Kayalı’nın öykülerinin genelinde toplum tarafından dışlanan, ötekileştirilen hatta ucube kabul edilen karakterler karşımıza çıkıyor. Kayalı, bir röportajında aslında bu karakterlerin normal birer insan olduğunu fakat bizim onları bakışlarımızla, hareket ve davranışlarımızla başkalaştırdığımızı şu şekilde dile getiriyor; ‘‘Kitaba ismini veren öyküde kahramanın bir acısı, eksikliği ya da kusuru var ama o bunu dert etmiyor. Bizler yaralarımızı unutma gibi bir yetenekle dünyaya gelmişiz. Ölümü bile unutuyoruz. Bu sebeple acılarımız ancak bir başkasının etkisi ile ortaya çıkabiliyor. Bu yüzden ben, oluşturduğum karakterlerin durumunda ajite edilecek bir şey görmüyorum. Bu onların normali. Kambur biri olsaydım dik yürüyen biri bana ilginç gelirdi. Ancak dış etkiler hayatınızı, yakın çevrenizi, sizden sebep olumsuz bir duruma iterse kusurlarınız ortaya çıkar.’’

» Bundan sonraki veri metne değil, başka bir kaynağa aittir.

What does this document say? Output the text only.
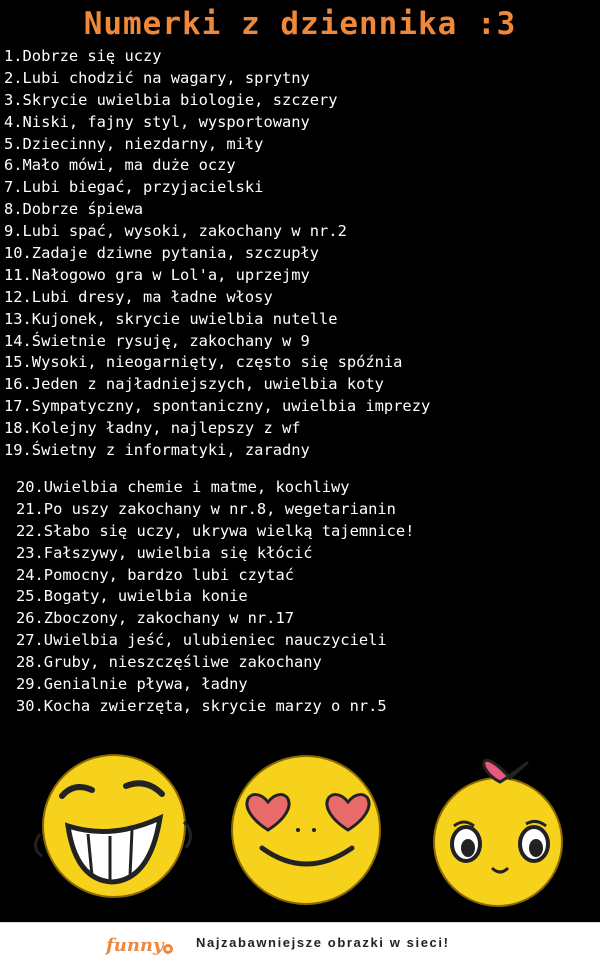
Numerki z dziennika :3
1.Dobrze się uczy
2.Lubi chodzić na wagary, sprytny
3.Skrycie uwielbia biologie, szczery
4.Niski, fajny styl, wysportowany
5.Dziecinny, niezdarny, miły
6.Mało mówi, ma duże oczy
7.Lubi biegać, przyjacielski
8.Dobrze śpiewa
9.Lubi spać, wysoki, zakochany w nr.2
10.Zadaje dziwne pytania, szczupły
11.Nałogowo gra w Lol'a, uprzejmy
12.Lubi dresy, ma ładne włosy
13.Kujonek, skrycie uwielbia nutelle
14.Świetnie rysuję, zakochany w 9
15.Wysoki, nieogarnięty, często się spóźnia
16.Jeden z najładniejszych, uwielbia koty
17.Sympatyczny, spontaniczny, uwielbia imprezy
18.Kolejny ładny, najlepszy z wf
19.Świetny z informatyki, zaradny
20.Uwielbia chemie i matme, kochliwy
21.Po uszy zakochany w nr.8, wegetarianin
22.Słabo się uczy, ukrywa wielką tajemnice!
23.Fałszywy, uwielbia się kłócić
24.Pomocny, bardzo lubi czytać
25.Bogaty, uwielbia konie
26.Zboczony, zakochany w nr.17
27.Uwielbia jeść, ulubieniec nauczycieli
28.Gruby, nieszczęśliwe zakochany
29.Genialnie pływa, ładny
30.Kocha zwierzęta, skrycie marzy o nr.5
funny	Najzabawniejsze obrazki w sieci!
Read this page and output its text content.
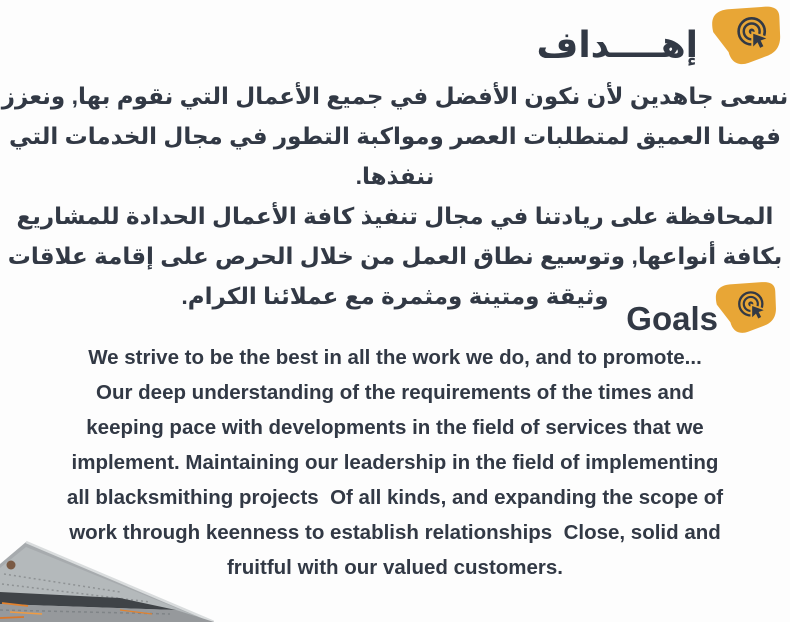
إهــــداف
نسعى جاهدين لأن نكون الأفضل في جميع الأعمال التي نقوم بها, ونعزز
فهمنا العميق لمتطلبات العصر ومواكبة التطور في مجال الخدمات التي ننفذها.
المحافظة على ريادتنا في مجال تنفيذ كافة الأعمال الحدادة للمشاريع
بكافة أنواعها, وتوسيع نطاق العمل من خلال الحرص على إقامة علاقات
وثيقة ومتينة ومثمرة مع عملائنا الكرام.
Goals
We strive to be the best in all the work we do, and to promote...
Our deep understanding of the requirements of the times and
keeping pace with developments in the field of services that we
implement. Maintaining our leadership in the field of implementing
all blacksmithing projects  Of all kinds, and expanding the scope of
work through keenness to establish relationships  Close, solid and
fruitful with our valued customers.
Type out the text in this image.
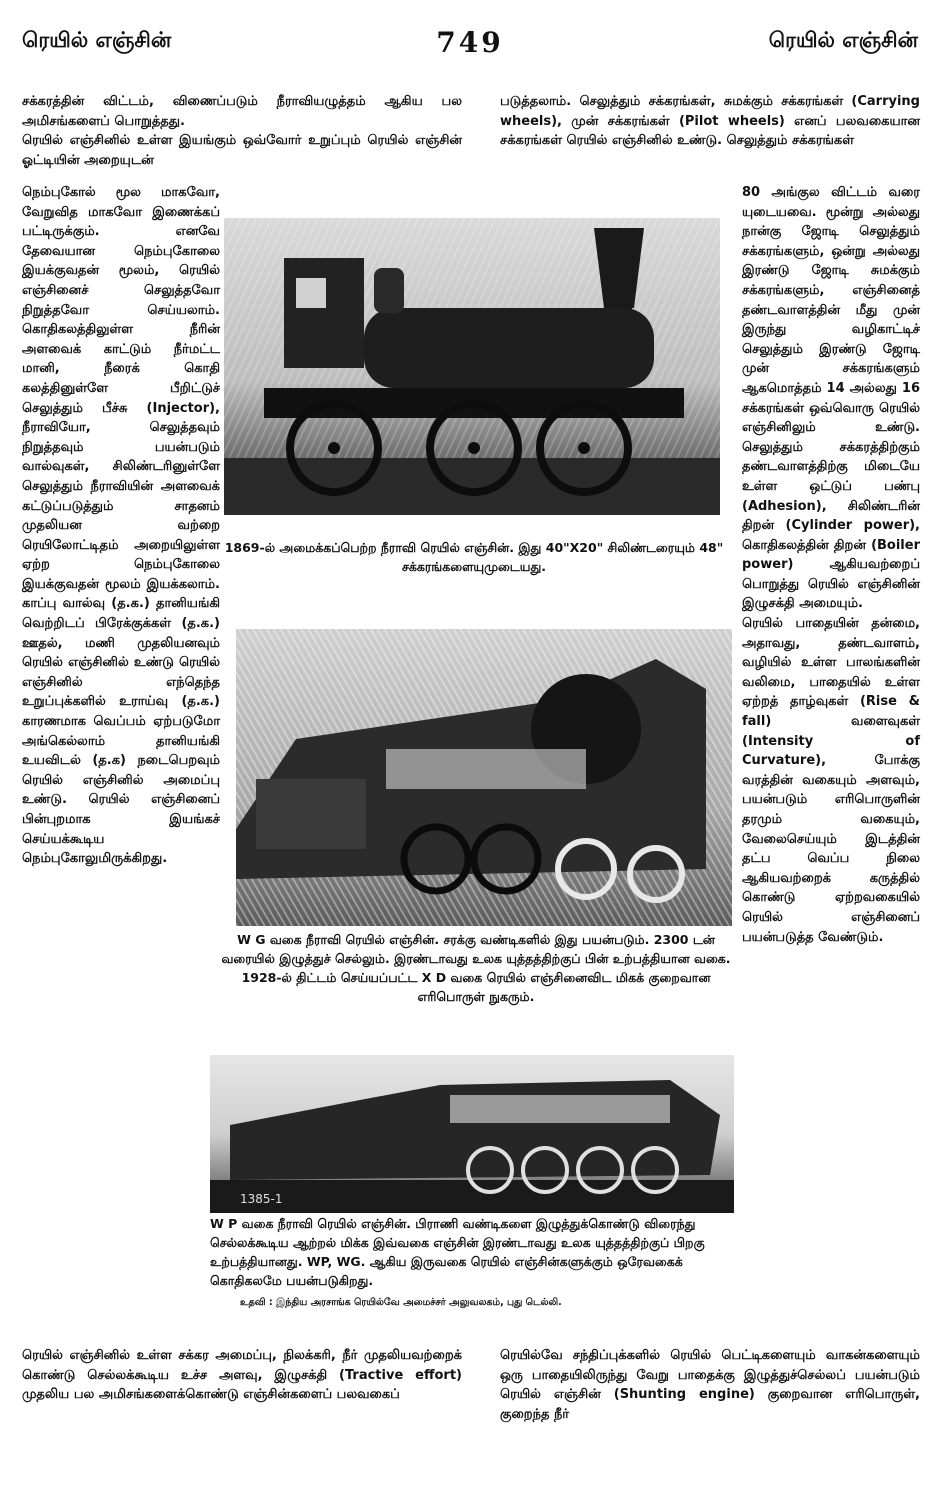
ரெயில் எஞ்சின்	749	ரெயில் எஞ்சின்

சக்கரத்தின் விட்டம், விணைப்படும் நீராவியழுத்தம் ஆகிய பல அமிசங்களைப் பொறுத்தது.

ரெயில் எஞ்சினில் உள்ள இயங்கும் ஒவ்வோர் உறுப்பும் ரெயில் எஞ்சின் ஓட்டியின் அறையுடன்

படுத்தலாம். செலுத்தும் சக்கரங்கள், சுமக்கும் சக்கரங்கள் (Carrying wheels), முன் சக்கரங்கள் (Pilot wheels) எனப் பலவகையான சக்கரங்கள் ரெயில் எஞ்சினில் உண்டு. செலுத்தும் சக்கரங்கள்

நெம்புகோல் மூல மாகவோ, வேறுவித மாகவோ இணைக்கப் பட்டிருக்கும். எனவே தேவையான நெம்புகோலை இயக்குவதன் மூலம், ரெயில் எஞ்சினைச் செலுத்தவோ நிறுத்தவோ செய்யலாம். கொதிகலத்திலுள்ள நீரின் அளவைக் காட்டும் நீர்மட்ட மானி, நீரைக் கொதி கலத்தினுள்ளே பீறிட்டுச் செலுத்தும் பீச்சு (Injector), நீராவியோ, செலுத்தவும் நிறுத்தவும் பயன்படும் வால்வுகள், சிலிண்டரினுள்ளே செலுத்தும் நீராவியின் அளவைக் கட்டுப்படுத்தும் சாதனம் முதலியன வற்றை ரெயிலோட்டிதம் அறையிலுள்ள ஏற்ற நெம்புகோலை இயக்குவதன் மூலம் இயக்கலாம். காப்பு வால்வு (த.க.) தானியங்கி வெற்றிடப் பிரேக்குக்கள் (த.க.) ஊதல், மணி முதலியனவும் ரெயில் எஞ்சினில் உண்டு ரெயில் எஞ்சினில் எந்தெந்த உறுப்புக்களில் உராய்வு (த.க.) காரணமாக வெப்பம் ஏற்படுமோ அங்கெல்லாம் தானியங்கி உயவிடல் (த.க) நடைபெறவும் ரெயில் எஞ்சினில் அமைப்பு உண்டு. ரெயில் எஞ்சினைப் பின்புறமாக இயங்கச் செய்யக்கூடிய நெம்புகோலுமிருக்கிறது.

80 அங்குல விட்டம் வரை யுடையவை. மூன்று அல்லது நான்கு ஜோடி செலுத்தும் சக்கரங்களும், ஒன்று அல்லது இரண்டு ஜோடி சுமக்கும் சக்கரங்களும், எஞ்சினைத் தண்டவாளத்தின் மீது முன் இருந்து வழிகாட்டிச் செலுத்தும் இரண்டு ஜோடி முன் சக்கரங்களும் ஆகமொத்தம் 14 அல்லது 16 சக்கரங்கள் ஒவ்வொரு ரெயில் எஞ்சினிலும் உண்டு. செலுத்தும் சக்கரத்திற்கும் தண்டவாளத்திற்கு மிடையே உள்ள ஒட்டுப் பண்பு (Adhesion), சிலிண்டரின் திறன் (Cylinder power), கொதிகலத்தின் திறன் (Boiler power) ஆகியவற்றைப் பொறுத்து ரெயில் எஞ்சினின் இழுசக்தி அமையும்.

ரெயில் பாதையின் தன்மை, அதாவது, தண்டவாளம், வழியில் உள்ள பாலங்களின் வலிமை, பாதையில் உள்ள ஏற்றத் தாழ்வுகள் (Rise & fall) வளைவுகள் (Intensity of Curvature), போக்கு வரத்தின் வகையும் அளவும், பயன்படும் எரிபொருளின் தரமும் வகையும், வேலைசெய்யும் இடத்தின் தட்ப வெப்ப நிலை ஆகியவற்றைக் கருத்தில் கொண்டு ஏற்றவகையில் ரெயில் எஞ்சினைப் பயன்படுத்த வேண்டும்.

1869-ல் அமைக்கப்பெற்ற நீராவி ரெயில் எஞ்சின். இது 40"X20" சிலிண்டரையும் 48" சக்கரங்களையுமுடையது.
W G வகை நீராவி ரெயில் எஞ்சின். சரக்கு வண்டிகளில் இது பயன்படும். 2300 டன் வரையில் இழுத்துச் செல்லும். இரண்டாவது உலக யுத்தத்திற்குப் பின் உற்பத்தியான வகை. 1928-ல் திட்டம் செய்யப்பட்ட X D வகை ரெயில் எஞ்சினைவிட மிகக் குறைவான எரிபொருள் நுகரும்.
1385-1
W P வகை நீராவி ரெயில் எஞ்சின். பிராணி வண்டிகளை இழுத்துக்கொண்டு விரைந்து செல்லக்கூடிய ஆற்றல் மிக்க இவ்வகை எஞ்சின் இரண்டாவது உலக யுத்தத்திற்குப் பிறகு உற்பத்தியானது. WP, WG. ஆகிய இருவகை ரெயில் எஞ்சின்களுக்கும் ஒரேவகைக் கொதிகலமே பயன்படுகிறது.
உதவி : இந்திய அரசாங்க ரெயில்வே அமைச்சர் அலுவலகம், புது டெல்லி.

ரெயில் எஞ்சினில் உள்ள சக்கர அமைப்பு, நிலக்கரி, நீர் முதலியவற்றைக் கொண்டு செல்லக்கூடிய உச்ச அளவு, இழுசக்தி (Tractive effort) முதலிய பல அமிசங்களைக்கொண்டு எஞ்சின்களைப் பலவகைப்

ரெயில்வே சந்திப்புக்களில் ரெயில் பெட்டிகளையும் வாகன்களையும் ஒரு பாதையிலிருந்து வேறு பாதைக்கு இழுத்துச்செல்லப் பயன்படும் ரெயில் எஞ்சின் (Shunting engine) குறைவான எரிபொருள், குறைந்த நீர்
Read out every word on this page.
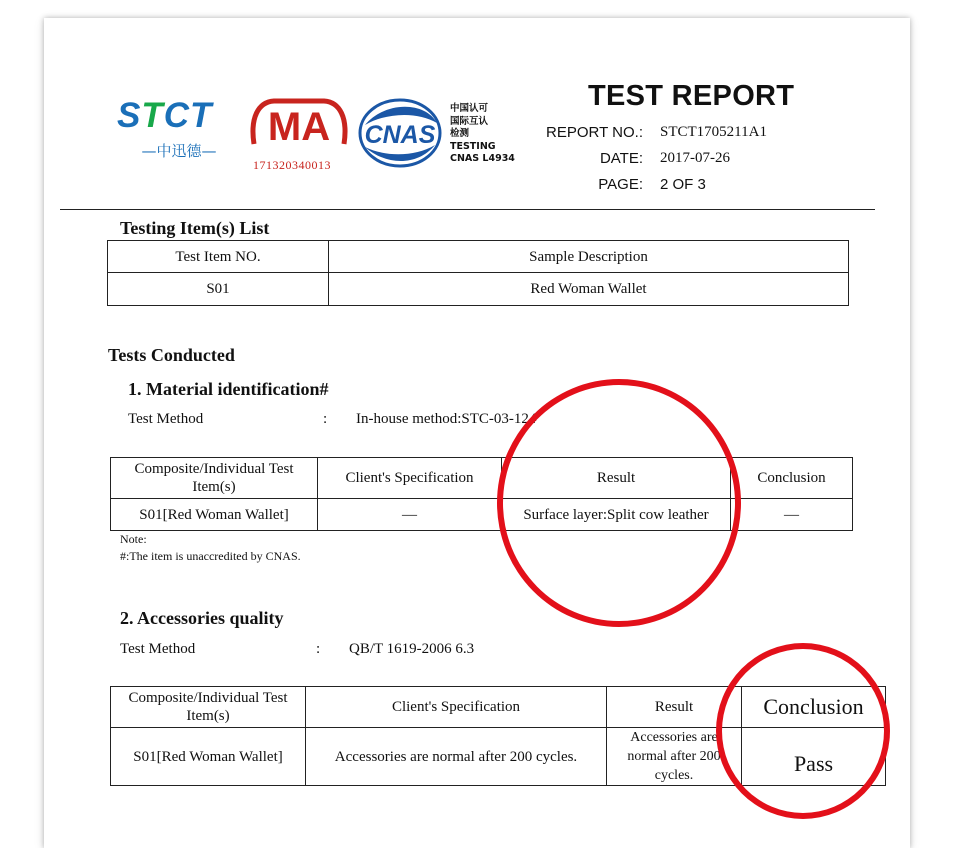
STCT
—中迅德—
MA
171320340013
CNAS
中国认可
国际互认
检测
TESTING
CNAS L4934
TEST REPORT
REPORT NO.: STCT1705211A1
DATE: 2017-07-26
PAGE: 2 OF 3
Testing Item(s) List
Test Item NO.	Sample Description
S01	Red Woman Wallet
Tests Conducted
1. Material identification#
Test Method	: In-house method:STC-03-124
Composite/Individual Test Item(s)	Client's Specification	Result	Conclusion
S01[Red Woman Wallet]	—	Surface layer:Split cow leather	—
Note:
#:The item is unaccredited by CNAS.
2. Accessories quality
Test Method	: QB/T 1619-2006 6.3
Composite/Individual Test Item(s)	Client's Specification	Result	Conclusion
S01[Red Woman Wallet]	Accessories are normal after 200 cycles.	Accessories are normal after 200 cycles.	Pass
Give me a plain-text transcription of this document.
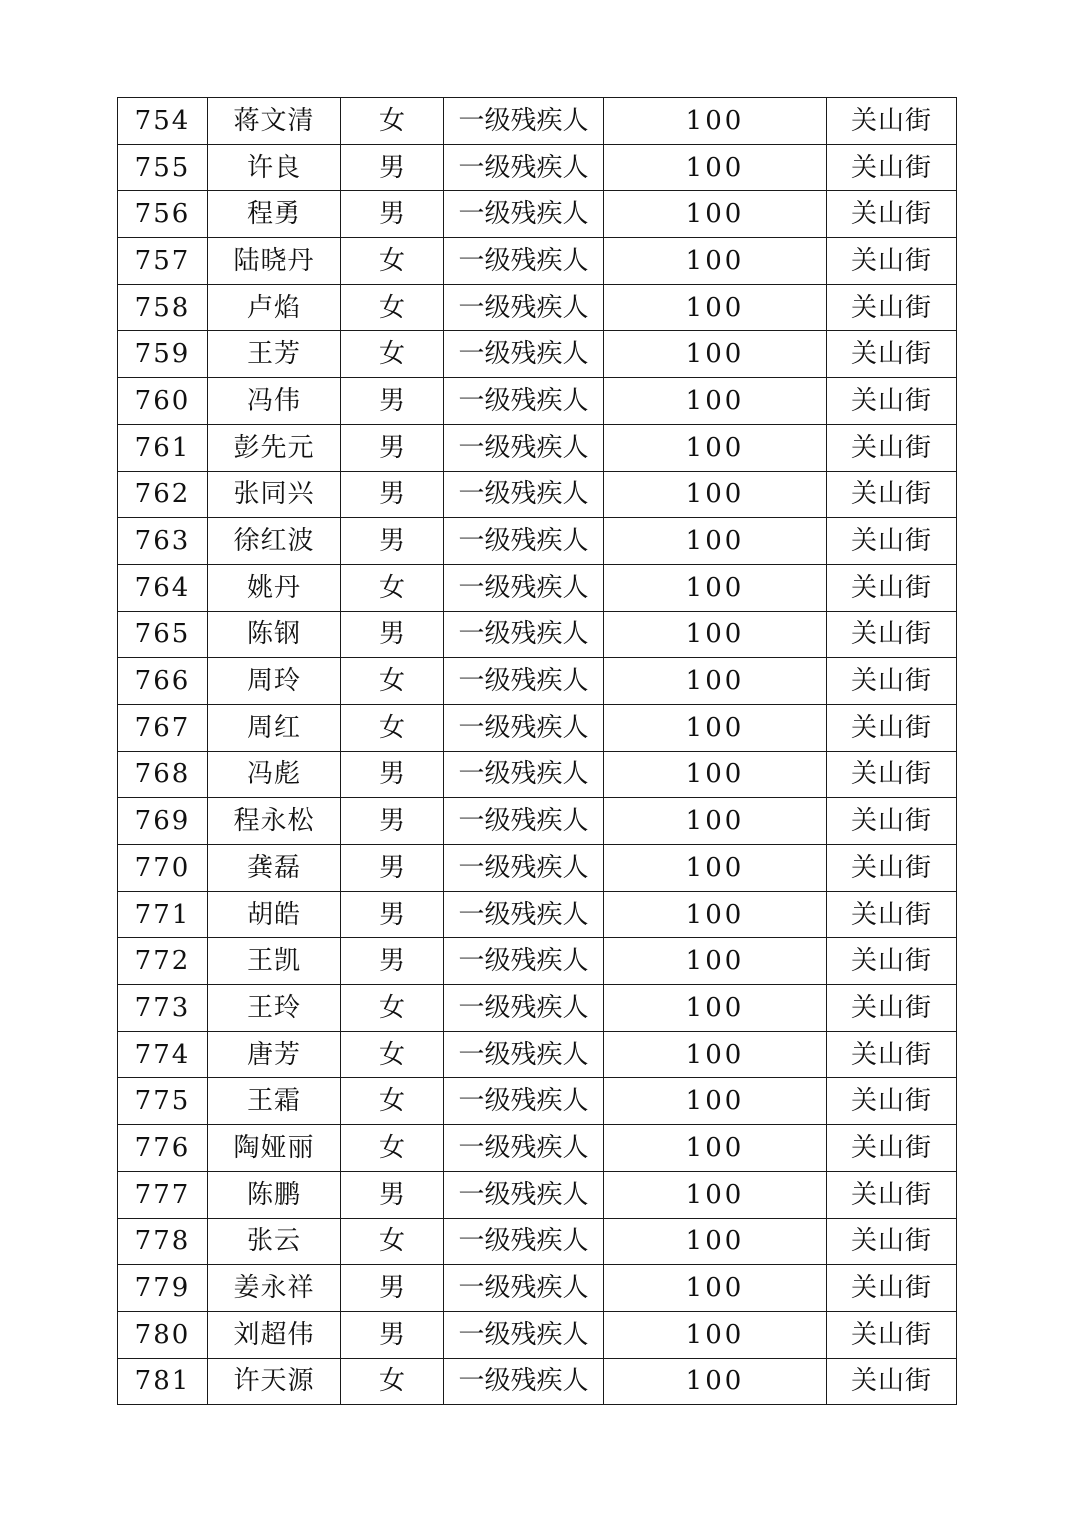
754	蒋文清	女	一级残疾人	100	关山街
755	许良	男	一级残疾人	100	关山街
756	程勇	男	一级残疾人	100	关山街
757	陆晓丹	女	一级残疾人	100	关山街
758	卢焰	女	一级残疾人	100	关山街
759	王芳	女	一级残疾人	100	关山街
760	冯伟	男	一级残疾人	100	关山街
761	彭先元	男	一级残疾人	100	关山街
762	张同兴	男	一级残疾人	100	关山街
763	徐红波	男	一级残疾人	100	关山街
764	姚丹	女	一级残疾人	100	关山街
765	陈钢	男	一级残疾人	100	关山街
766	周玲	女	一级残疾人	100	关山街
767	周红	女	一级残疾人	100	关山街
768	冯彪	男	一级残疾人	100	关山街
769	程永松	男	一级残疾人	100	关山街
770	龚磊	男	一级残疾人	100	关山街
771	胡皓	男	一级残疾人	100	关山街
772	王凯	男	一级残疾人	100	关山街
773	王玲	女	一级残疾人	100	关山街
774	唐芳	女	一级残疾人	100	关山街
775	王霜	女	一级残疾人	100	关山街
776	陶娅丽	女	一级残疾人	100	关山街
777	陈鹏	男	一级残疾人	100	关山街
778	张云	女	一级残疾人	100	关山街
779	姜永祥	男	一级残疾人	100	关山街
780	刘超伟	男	一级残疾人	100	关山街
781	许天源	女	一级残疾人	100	关山街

Utanç, sevgi, umut, öfke, yalnızlık ve aşk gibi temalar etrafında şekillenen öyküler, akıcı bir dille aktarılıyor ve bir solukta okunacak türden. Dili sade ve akıcı olmasının yanında özenli sözcük seçimi ile her öyküde kurguya uygun bir atmosfer yaratıyor Kayalı. ‘Kamburuma Üç Sebep’ öykü kitabı dil, akış, kurgu, diyalog, bilinç akışı kullanımı ve duygu dengeleri noktasında, Kayalı’nın üslubunu net bir biçimde ortaya koyduğu bir kitap ve Kayalı bu öykü kitabından sonra Türk öykücülüğünde etki bırakacağını, yazın hayatında emin adımlarla ilerlediğini okuruna derinden hissettiriyor.